Fast forward to 2018. When it comes to data culture and data-driven decision making in the Indian MSME sector, the conversation still seems to revolve around the continued absence of focused data-driven solutions. We did identify the need for such projects in several companies we had discussions with, but we couldn’t get our foot through the door. 2019 saw us doggedly going after companies, talking to several of their staff and trying to identify the causes of resistance. 2020 and the pandemic threatened to undo the work that we had done for an entire year. We then shifted gears and changed our tactics. We started pitching to companies from the point-of-view of reviving post the pandemic. Come 2021, as things got slowly better, we started changing our modus operandi with every wave. It’s 2022, and we can now say we have taken the bull by its horns. Below are just 5 of the issues that I identified during this period as to why data projects tend to trudge along in the Indian MSME sector:

  1. Data analytics has a ‘nice to do’ approach in India instead of the ‘need to do’ approach of the developed world. Hence companies either refuse to invest in it or choose to axe data projects the minute they needed to cut costs. This brings to mind a project that we started with a stationery company. Their initial resistance was significant. So, we got our foot in the door by asking them to experience the benefits of data projects for three months only. In 2 months, the top management was quite convinced by the approach, and in 3 months, they implemented a company-wide learning program with the data collection tool and workshops to read graphs, charts, reports, etc.
  2. Companies, especially SMEs, assume that data analytics is just common sense. An enterprising manager/ team leader is always on top of his team’s numbers most of the time. However, cross-team references, market data comparisons, business best practices, etc., are things people may not have the time or the statistical mind to analyze quickly. One client was convinced that Covid caused a drop in his sales, his industry had slumped, and he was in recovery mode, including his competitors. A competitor analysis showed that their competitors had actually increased their online sales during this period.

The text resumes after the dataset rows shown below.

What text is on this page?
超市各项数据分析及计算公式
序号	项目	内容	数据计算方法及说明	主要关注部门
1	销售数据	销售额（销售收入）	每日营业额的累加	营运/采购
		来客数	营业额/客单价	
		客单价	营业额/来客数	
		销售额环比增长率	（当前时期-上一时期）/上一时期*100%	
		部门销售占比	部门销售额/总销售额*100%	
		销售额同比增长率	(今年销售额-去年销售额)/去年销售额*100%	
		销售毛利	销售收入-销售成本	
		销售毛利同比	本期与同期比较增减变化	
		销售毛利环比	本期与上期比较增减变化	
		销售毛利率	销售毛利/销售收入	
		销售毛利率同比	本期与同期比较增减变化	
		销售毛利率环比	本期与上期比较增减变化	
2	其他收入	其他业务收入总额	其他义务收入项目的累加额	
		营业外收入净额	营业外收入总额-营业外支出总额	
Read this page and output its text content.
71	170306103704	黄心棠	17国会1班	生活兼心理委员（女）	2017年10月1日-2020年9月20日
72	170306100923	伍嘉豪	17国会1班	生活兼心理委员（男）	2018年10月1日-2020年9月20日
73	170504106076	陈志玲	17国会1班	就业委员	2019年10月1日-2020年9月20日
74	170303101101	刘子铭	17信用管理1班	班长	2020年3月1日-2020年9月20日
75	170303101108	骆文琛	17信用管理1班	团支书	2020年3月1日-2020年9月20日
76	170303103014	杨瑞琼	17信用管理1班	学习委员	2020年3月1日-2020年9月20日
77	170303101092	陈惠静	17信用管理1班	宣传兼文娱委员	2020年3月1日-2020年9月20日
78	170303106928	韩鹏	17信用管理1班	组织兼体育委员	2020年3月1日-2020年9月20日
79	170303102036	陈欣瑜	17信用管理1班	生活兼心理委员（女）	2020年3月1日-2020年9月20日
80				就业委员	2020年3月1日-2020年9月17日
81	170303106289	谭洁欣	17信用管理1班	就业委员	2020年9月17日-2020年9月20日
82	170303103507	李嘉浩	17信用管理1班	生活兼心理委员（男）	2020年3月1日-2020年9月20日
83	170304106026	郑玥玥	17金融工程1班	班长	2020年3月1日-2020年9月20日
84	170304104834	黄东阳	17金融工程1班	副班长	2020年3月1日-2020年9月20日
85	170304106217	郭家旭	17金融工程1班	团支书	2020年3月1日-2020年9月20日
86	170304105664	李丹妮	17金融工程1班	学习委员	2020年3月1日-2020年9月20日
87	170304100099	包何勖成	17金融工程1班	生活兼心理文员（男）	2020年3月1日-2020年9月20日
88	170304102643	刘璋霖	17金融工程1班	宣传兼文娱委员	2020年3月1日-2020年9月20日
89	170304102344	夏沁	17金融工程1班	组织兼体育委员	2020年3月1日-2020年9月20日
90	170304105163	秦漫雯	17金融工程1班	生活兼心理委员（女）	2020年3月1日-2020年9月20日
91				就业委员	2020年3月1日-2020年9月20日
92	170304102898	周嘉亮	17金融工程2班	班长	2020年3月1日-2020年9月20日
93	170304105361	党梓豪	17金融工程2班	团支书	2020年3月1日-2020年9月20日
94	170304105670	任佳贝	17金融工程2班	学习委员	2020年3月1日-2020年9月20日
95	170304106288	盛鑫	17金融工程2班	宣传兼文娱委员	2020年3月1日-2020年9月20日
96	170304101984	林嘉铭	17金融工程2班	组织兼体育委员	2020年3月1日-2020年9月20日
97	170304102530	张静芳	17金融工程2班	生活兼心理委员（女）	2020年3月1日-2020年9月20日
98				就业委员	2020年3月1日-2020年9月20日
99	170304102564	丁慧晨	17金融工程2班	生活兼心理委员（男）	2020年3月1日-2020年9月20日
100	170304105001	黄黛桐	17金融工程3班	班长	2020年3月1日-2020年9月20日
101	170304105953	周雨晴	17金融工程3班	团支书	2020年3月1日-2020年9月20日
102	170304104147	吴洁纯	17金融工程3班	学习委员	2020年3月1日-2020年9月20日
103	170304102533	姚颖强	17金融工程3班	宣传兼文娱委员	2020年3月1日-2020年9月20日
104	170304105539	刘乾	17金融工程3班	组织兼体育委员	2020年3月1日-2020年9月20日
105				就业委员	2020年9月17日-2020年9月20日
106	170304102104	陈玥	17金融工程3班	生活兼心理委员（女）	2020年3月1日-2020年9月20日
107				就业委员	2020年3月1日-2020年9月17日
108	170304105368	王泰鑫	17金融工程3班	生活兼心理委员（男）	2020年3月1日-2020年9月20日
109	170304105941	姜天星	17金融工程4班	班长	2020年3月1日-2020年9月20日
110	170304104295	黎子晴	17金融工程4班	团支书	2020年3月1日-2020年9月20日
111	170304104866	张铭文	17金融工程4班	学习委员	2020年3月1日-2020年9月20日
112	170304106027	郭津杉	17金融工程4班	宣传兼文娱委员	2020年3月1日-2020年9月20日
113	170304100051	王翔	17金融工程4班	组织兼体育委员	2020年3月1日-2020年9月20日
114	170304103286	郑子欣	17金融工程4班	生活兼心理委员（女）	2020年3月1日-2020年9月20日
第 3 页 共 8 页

  3. The foray of Indian companies into social media has been painfully slow. Lack of skilled workforce, lack of training, etc., were some of the issues dragging the momentum down. The fact that many people considered social media frivolous didn’t help either. We now have several examples of how good management of SM platforms, frequent well-written blogs and a robust online presence can substantially increase sales and brand value for clients.

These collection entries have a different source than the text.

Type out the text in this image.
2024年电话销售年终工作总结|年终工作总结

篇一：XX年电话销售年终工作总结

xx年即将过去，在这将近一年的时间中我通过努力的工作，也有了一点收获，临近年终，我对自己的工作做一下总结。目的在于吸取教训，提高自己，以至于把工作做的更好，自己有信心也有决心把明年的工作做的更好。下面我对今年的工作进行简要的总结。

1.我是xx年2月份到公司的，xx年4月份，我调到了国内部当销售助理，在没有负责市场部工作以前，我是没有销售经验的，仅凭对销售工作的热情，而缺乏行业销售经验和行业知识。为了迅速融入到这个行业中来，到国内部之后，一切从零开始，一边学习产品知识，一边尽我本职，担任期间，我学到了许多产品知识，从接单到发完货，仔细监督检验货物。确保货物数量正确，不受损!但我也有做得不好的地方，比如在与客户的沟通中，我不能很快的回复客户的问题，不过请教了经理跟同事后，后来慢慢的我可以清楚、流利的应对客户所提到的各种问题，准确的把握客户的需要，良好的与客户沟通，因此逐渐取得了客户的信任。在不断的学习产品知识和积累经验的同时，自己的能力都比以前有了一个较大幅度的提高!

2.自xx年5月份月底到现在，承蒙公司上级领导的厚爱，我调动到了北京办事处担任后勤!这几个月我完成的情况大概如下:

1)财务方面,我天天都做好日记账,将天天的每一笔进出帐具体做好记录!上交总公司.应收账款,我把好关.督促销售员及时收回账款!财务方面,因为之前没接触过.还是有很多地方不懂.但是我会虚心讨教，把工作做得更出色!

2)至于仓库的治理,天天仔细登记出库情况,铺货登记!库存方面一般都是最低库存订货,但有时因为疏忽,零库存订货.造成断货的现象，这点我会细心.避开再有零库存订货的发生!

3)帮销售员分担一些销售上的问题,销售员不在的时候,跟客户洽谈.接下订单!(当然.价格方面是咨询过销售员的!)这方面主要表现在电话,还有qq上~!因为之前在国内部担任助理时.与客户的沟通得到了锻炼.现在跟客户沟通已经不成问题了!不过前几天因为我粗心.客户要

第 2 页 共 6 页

  4. While we are on the topic of frequent blogging, it is essential that we talk about how a few companies looked at blogs as a waste of time. Many clients view blogs as long-form text that no one will read. It takes a while to get people accustomed to the wonderful world of SEO, Web & Social Media Analytics (WSMA) and Google page ranking. Once we get them hooked, it is always a pleasure to see them get blogs up every week.
  5. Overlooking reduction in costs and prioritizing only increase in sales is another bump on the road. To reduce costs, a company must first identify the right areas to collect data, compare costs over months/ teams and sectors, and then rework their strategy. Value can always be added to our client’s business to increase their top line.

The West has tasted success with data analytics, and its workforce is well-versed in using these tools. India will be there soon. We now have pockets of excellence. The key is to increase those numbers and create communities of practice.